AUD/USD fails to move above the 200-hour moving average

The upside move in AUD/USD today reached a high of 0.7030, capped so far by the 200-hour MA (blue line) as sellers lean on the level to prevent the near-term bias from turning more bullish. There is a hint of positivity in risk to start the day but don't expect European equities to take the baton and lead from the front.

Markets will be tuned in to the US jobs report later and that will be the key determinant of risk sentiment as we close out the week. That said, I would not expect risk assets to rally too much given a potential for the tides to turn following the release of the US payrolls.

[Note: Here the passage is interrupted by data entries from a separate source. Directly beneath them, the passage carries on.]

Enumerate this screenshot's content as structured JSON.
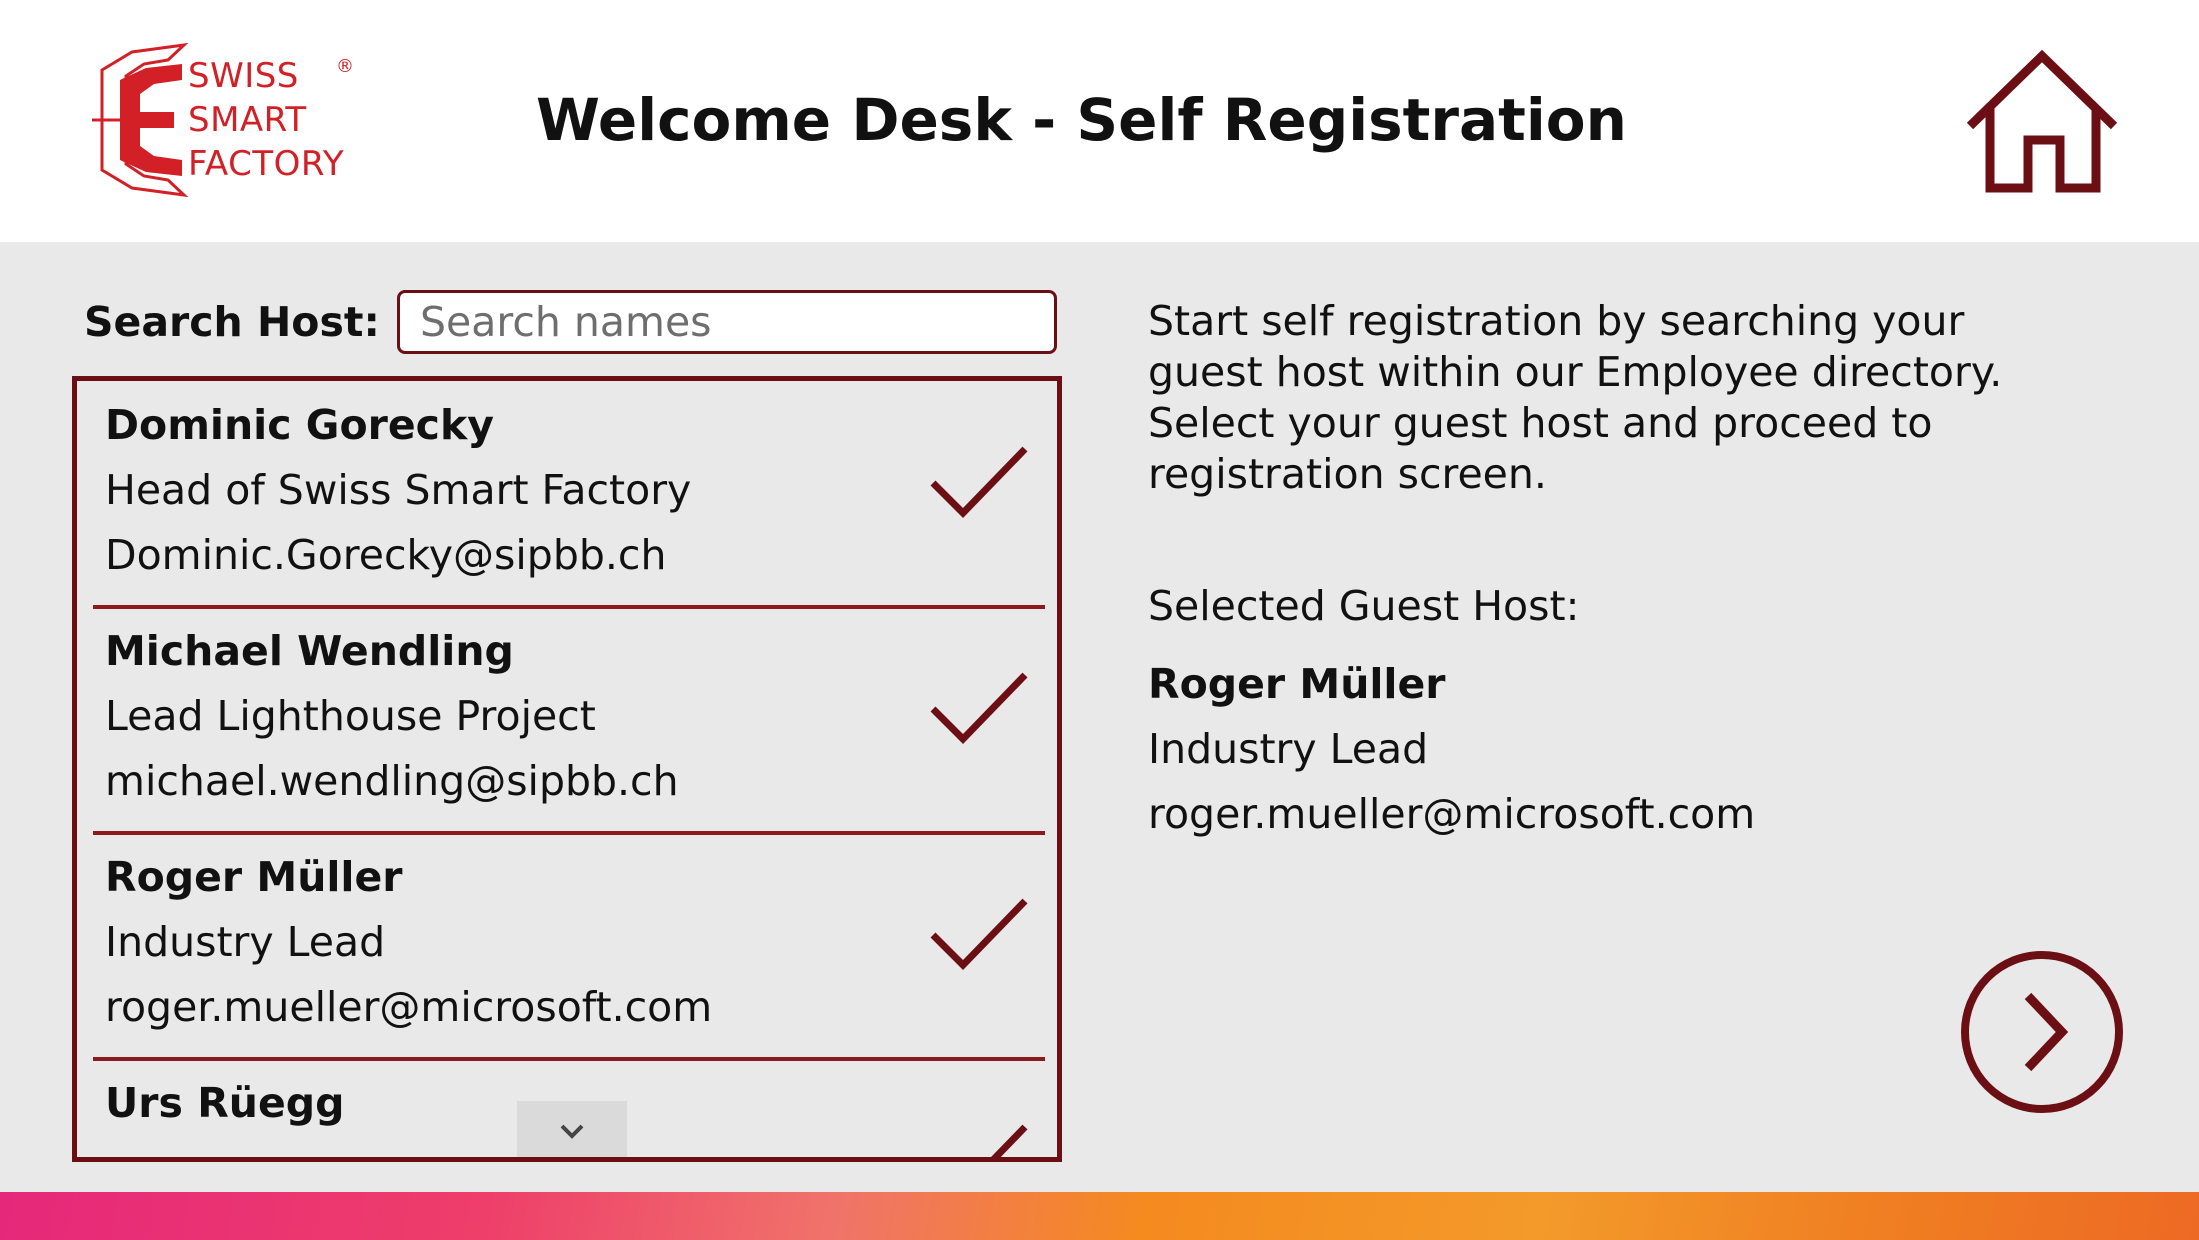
{
  "header": {
    "logo_lines": [
      "SWISS",
      "SMART",
      "FACTORY"
    ],
    "logo_registered": "®",
    "title": "Welcome Desk - Self Registration"
  },
  "search": {
    "label": "Search Host:",
    "placeholder": "Search names",
    "value": ""
  },
  "hosts": [
    {
      "name": "Dominic Gorecky",
      "role": "Head of Swiss Smart Factory",
      "email": "Dominic.Gorecky@sipbb.ch"
    },
    {
      "name": "Michael Wendling",
      "role": "Lead Lighthouse Project",
      "email": "michael.wendling@sipbb.ch"
    },
    {
      "name": "Roger Müller",
      "role": "Industry Lead",
      "email": "roger.mueller@microsoft.com"
    },
    {
      "name": "Urs Rüegg",
      "role": "",
      "email": ""
    }
  ],
  "intro_text": "Start self registration by searching your guest host within our Employee directory. Select your guest host and proceed to registration screen.",
  "selected": {
    "label": "Selected Guest Host:",
    "name": "Roger Müller",
    "role": "Industry Lead",
    "email": "roger.mueller@microsoft.com"
  },
  "icons": {
    "home": "home-icon",
    "check": "check-icon",
    "next": "chevron-right-circle-icon",
    "scroll": "chevron-down-icon"
  },
  "colors": {
    "accent": "#6b0f14",
    "separator": "#8b1a1f",
    "logo": "#d32027",
    "background": "#e9e9e9"
  }
}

For AUD/USD, the pair is now hugging the 100-hour MA (red line) so near-term price action is very much neutral as buyers and sellers battle it out around the key hourly moving averages.

Looking at the bigger picture, the 0.7000 handle remains a key psychological handle and will be one that gets called into question again if risk turns sour later. Further support is then seen at 0.6974, 0.6935-40, 0.6895-00, and then the January 2016 low @ 0.6827.

However, even if risk suffers later on in the day, AUD/USD may not necessarily be hammered outright. Should risk turn because the US economic outlook is seen to grow even darker, the dollar will also be on the receiving end of a beating to end the week. Something to consider as we get closer towards the US payrolls later in the day.